Rahab, femme de Jéricho accueillant les messagers.
Le mot Ῥαάβ est un nom propre : Rahab. Sa logique n’est pas celle d’un concept abstrait, mais celle d’une personne nommée dans l’histoire biblique. Dans Jacques, Rahab est citée avec Abraham comme exemple d’une foi rendue visible par les œuvres. Le mot doit donc être lu dans son rôle narratif et argumentatif. Il ne désigne pas un objet, un vêtement ou un état moral général ; il renvoie à une femme dont l’action manifeste une confiance concrète. La nuance centrale est exemplaire : Rahab devient un témoin biblique que Jacques mobilise pour montrer que la foi vivante agit. Le nom propre porte une mémoire : accueil des messagers, prise de risque, alliance avec le peuple de Dieu. Ῥαάβ rappelle qu’un nom peut fonctionner comme preuve dans un raisonnement théologique. Il faut donc éviter de transformer la fiche en définition lexicale ordinaire. Le sens en contexte vient de la personne citée et de la place qu’elle occupe dans l’argument de Jacques sur la foi et les œuvres.
Dans l’univers biblique, Rahab appartient au récit de Josué et de l’entrée dans le pays. Son histoire relie une femme étrangère, une ville jugée, l’accueil des envoyés et la reconnaissance du Dieu d’Israël. Cette mémoire éclaire Ῥαάβ dans Jacques. Le nom ne fonctionne pas seulement comme une référence historique ; il rappelle une foi qui se traduit en acte concret. Pour un lecteur moderne, Rahab peut sembler une figure secondaire ou déroutante. La pensée biblique la place pourtant parmi les témoins dont l’action manifeste une réponse à Dieu. Jacques la mentionne pour montrer que la foi n’est pas un discours isolé. Elle engage le risque, l’accueil, la décision et l’alliance. Ῥαάβ porte ainsi un arrière-plan de grâce et de renversement : une personne inattendue devient exemple de foi agissante. Le mot invite à lire les noms propres bibliques comme des mémoires vivantes. Rahab rappelle que Dieu peut inscrire dans son histoire des personnes situées aux marges, lorsque leur confiance se rend visible par des actes.

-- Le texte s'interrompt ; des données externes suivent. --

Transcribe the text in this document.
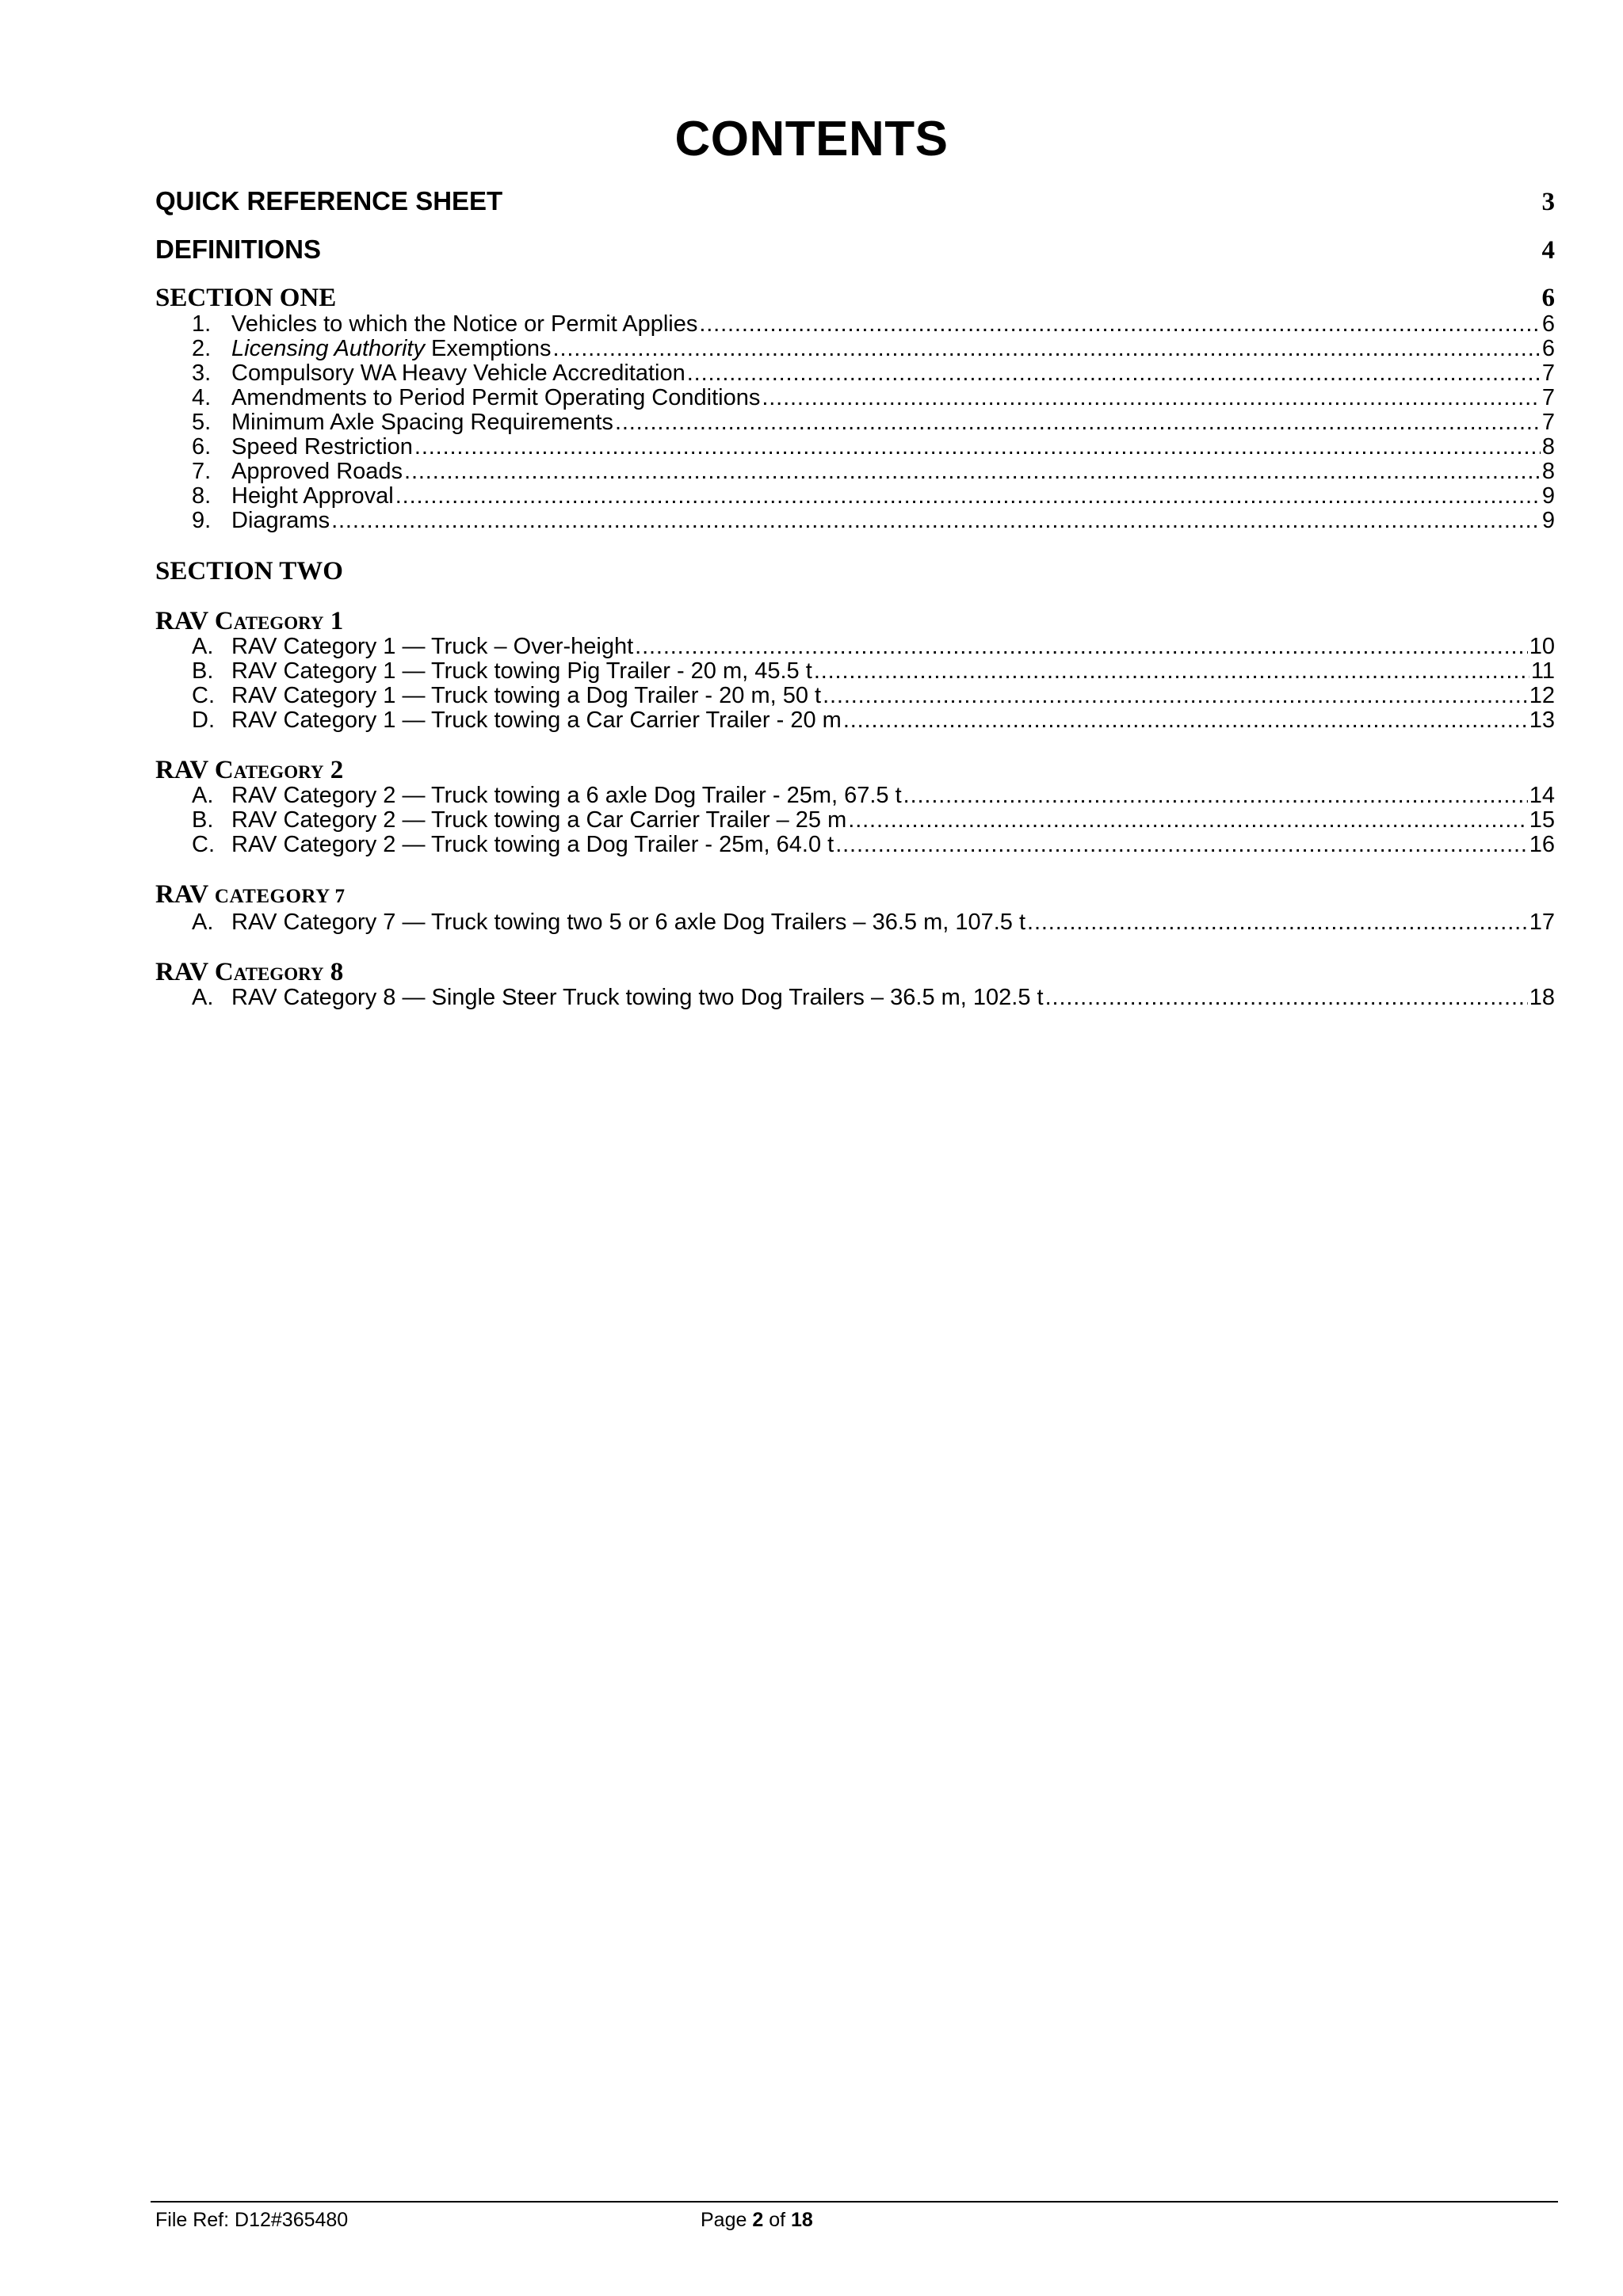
CONTENTS
QUICK REFERENCE SHEET	3
DEFINITIONS	4
SECTION ONE	6
1. Vehicles to which the Notice or Permit Applies . . .	6
2. Licensing Authority Exemptions . . .	6
3. Compulsory WA Heavy Vehicle Accreditation . . .	7
4. Amendments to Period Permit Operating Conditions . . .	7
5. Minimum Axle Spacing Requirements . . .	7
6. Speed Restriction . . .	8
7. Approved Roads . . .	8
8. Height Approval . . .	9
9. Diagrams . . .	9
SECTION TWO
RAV Category 1
A. RAV Category 1 — Truck – Over-height . . .	10
B. RAV Category 1 — Truck towing Pig Trailer - 20 m, 45.5 t . . .	11
C. RAV Category 1 — Truck towing a Dog Trailer - 20 m, 50 t . . .	12
D. RAV Category 1 — Truck towing a Car Carrier Trailer - 20 m . . .	13
RAV Category 2
A. RAV Category 2 — Truck towing a 6 axle Dog Trailer - 25m, 67.5 t . . .	14
B. RAV Category 2 — Truck towing a Car Carrier Trailer – 25 m . . .	15
C. RAV Category 2 — Truck towing a Dog Trailer - 25m, 64.0 t . . .	16
RAV CATEGORY 7
A. RAV Category 7 — Truck towing two 5 or 6 axle Dog Trailers – 36.5 m, 107.5 t . . .	17
RAV Category 8
A. RAV Category 8 — Single Steer Truck towing two Dog Trailers – 36.5 m, 102.5 t . . .	18
File Ref: D12#365480	Page 2 of 18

Un lecteur moderne peut passer sur Ῥαάβ comme sur un simple nom ancien. Dans Jacques, le nom joue pourtant un rôle précis. Rahab sert d’exemple pour expliquer que la foi vivante ne reste pas sans œuvres. La clarification principale est de ne pas chercher ici une définition lexicale comme pour un verbe ou un adjectif. G4460 renvoie à une personne biblique. Le sens vient donc de son histoire et de son emploi dans l’argument. Rahab n’est pas citée pour tout expliquer de sa vie, mais pour rappeler un acte concret : elle a accueilli les messagers et les a fait partir par un autre chemin. Dans une culture moderne qui sépare facilement conviction intérieure et action visible, Ῥαάβ rappelle qu’une confiance réelle peut engager des décisions risquées. Le nom porte aussi une dimension de grâce : une personne inattendue devient témoin. Sa nuance centrale est narrative et exemplaire. Il faut donc lire Rahab non comme une idée abstraite, mais comme une mémoire biblique utilisée par Jacques pour rendre visible la foi agissante.
Nom propre rappelant une figure de foi manifestée par l’accueil et l’action.
Rahab sert d’exemple : la foi vivante agit concrètement, même dans une situation risquée.
Ne pas réduire Rahab à son passé social ; Jacques souligne sa foi agissante.
Rahab apparaît comme témoin d’une foi qui accueille et protège les envoyés de Dieu.
incrédulité, refus d’accueillir
Rahab, témoin de foi
Un simple exemple moral détaché de la foi.
Rahab
Jc 2,25
G4460
Ῥαάβ
RHA-kos
Rhaab
Option A : vêtement ou habit visible. Option B : apparence sociale. Dans Jc 2,14–26, le besoin concret du frère ou de la sœur sans vêtement ni nourriture oriente vers l’Option A. Le mot sert d’indice matériel qui rend la foi sans œuvres impossible à réduire à une parole pieuse.
- Jc 2,14–26 — Jc 2,25 : Option A : Rahab comme exemple de foi agissante ; Option B : simple nom isolé sans fonction argumentative. Le parallèle avec Abraham et la conclusion sur la foi et les œuvres font préférer l’Option A.
Domaine narratif, éthique et sotériologique. Son histoire relie foi, risque et hospitalité.